|   2025-11-15 09:38:51

Thailand setzt Waffenstillstand mit Kambodscha aus

Donald Trump hat die Hoffnung geäußert, dass die Spannungen zwischen Thailand und Kambodscha wegen ihres Grenzkonflikts beigelegt werden können. Die beiden Länder waren im Juli in eine fünftägige bewaffnete Auseinandersetzung verwickelt, bei der mindestens 48 Menschen starben und 300.000 vertrieben wurden.

Trump vermittelte zusammen mit dem malaysischen Premierminister Anwar Ibrahim einen Waffenstillstand, der jedoch diese Woche von Thailand ausgesetzt wurde.
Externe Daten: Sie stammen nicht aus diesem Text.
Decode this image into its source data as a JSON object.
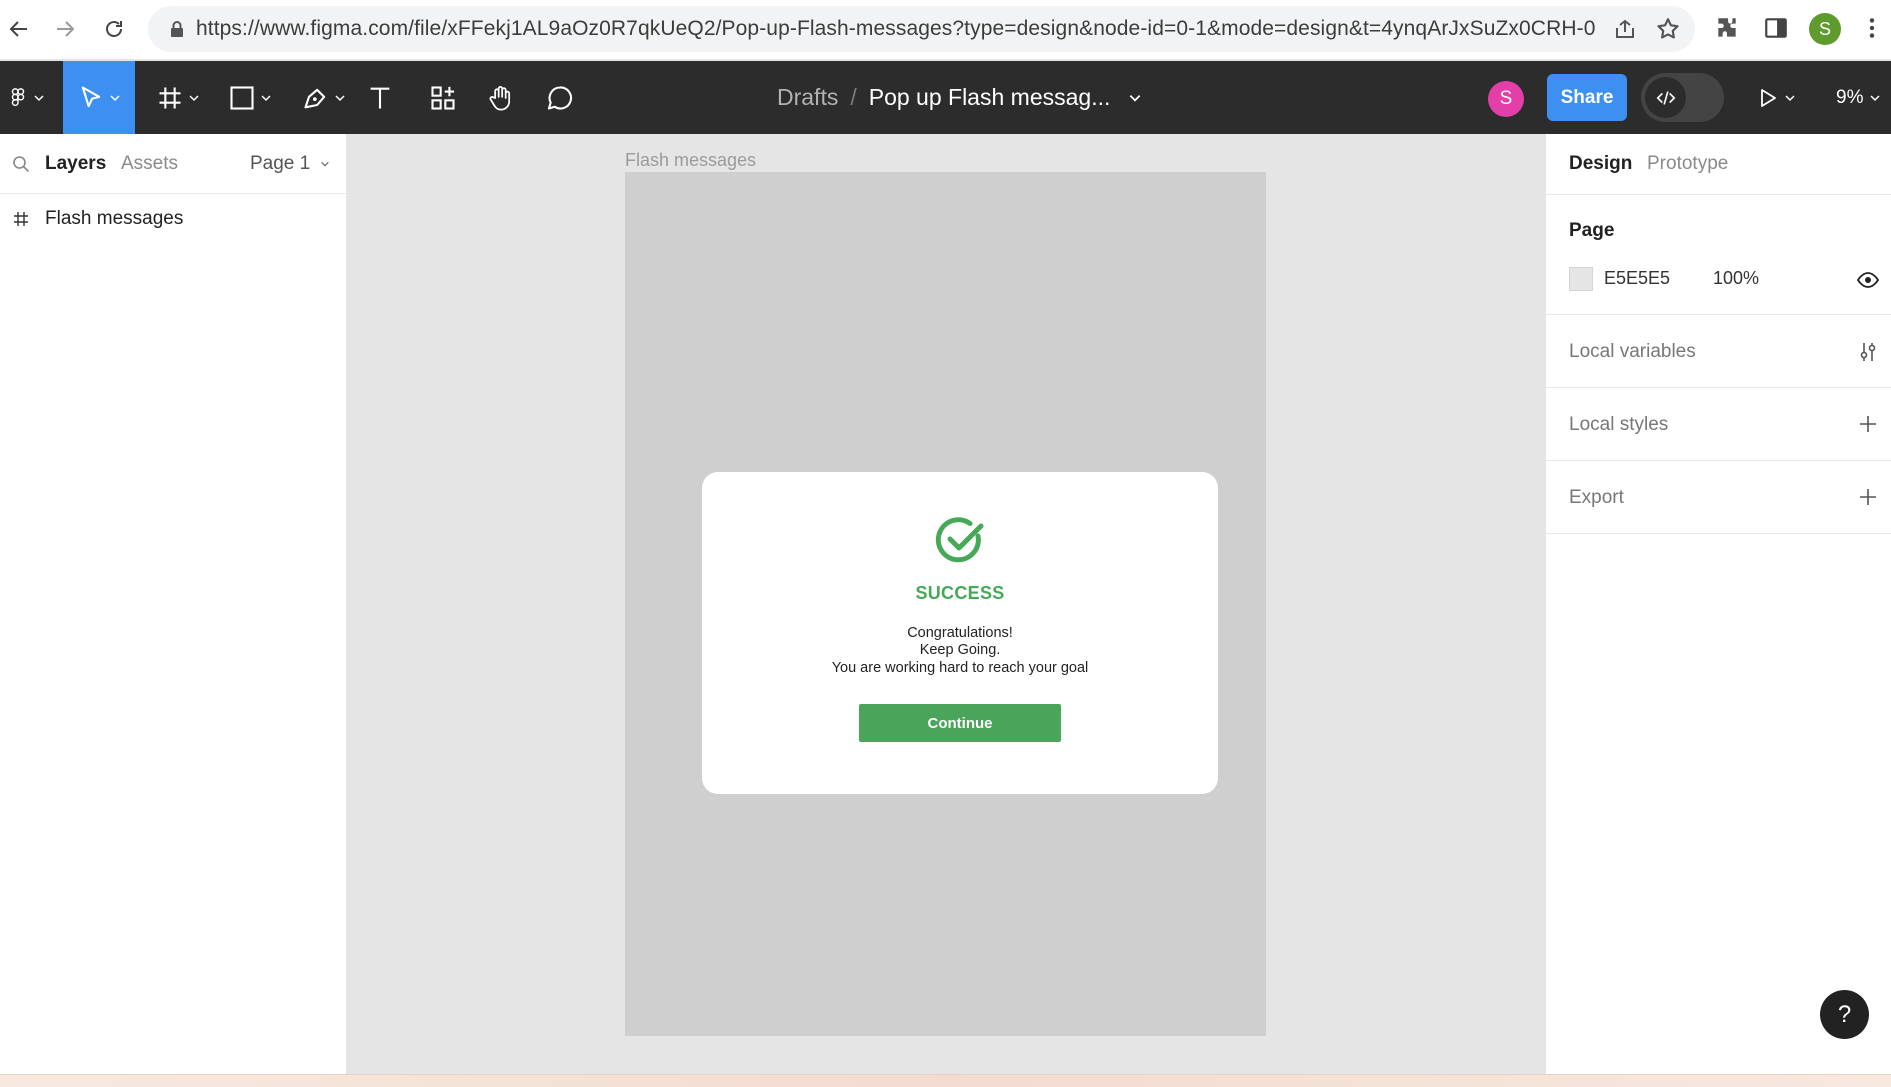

Grund dafür ist der Vorwurf, Kambodscha habe neue Minen gelegt, durch die thailändische Soldaten verletzt wurden. Kambodscha streitet diese Anschuldigungen ab.

Der thailändische Premierminister Anutin fordert eine Entschuldigung und warnt, dass Bangkok sich das Recht vorbehält, seine Souveränität zu schützen.

Der kambodschanische Premierminister Hun Manet hingegen behauptet, sein Land halte sich weiterhin an die Bedingungen des Abkommens. Trump und Anwar rufen zu weiteren diplomatischen Verhandlungen auf.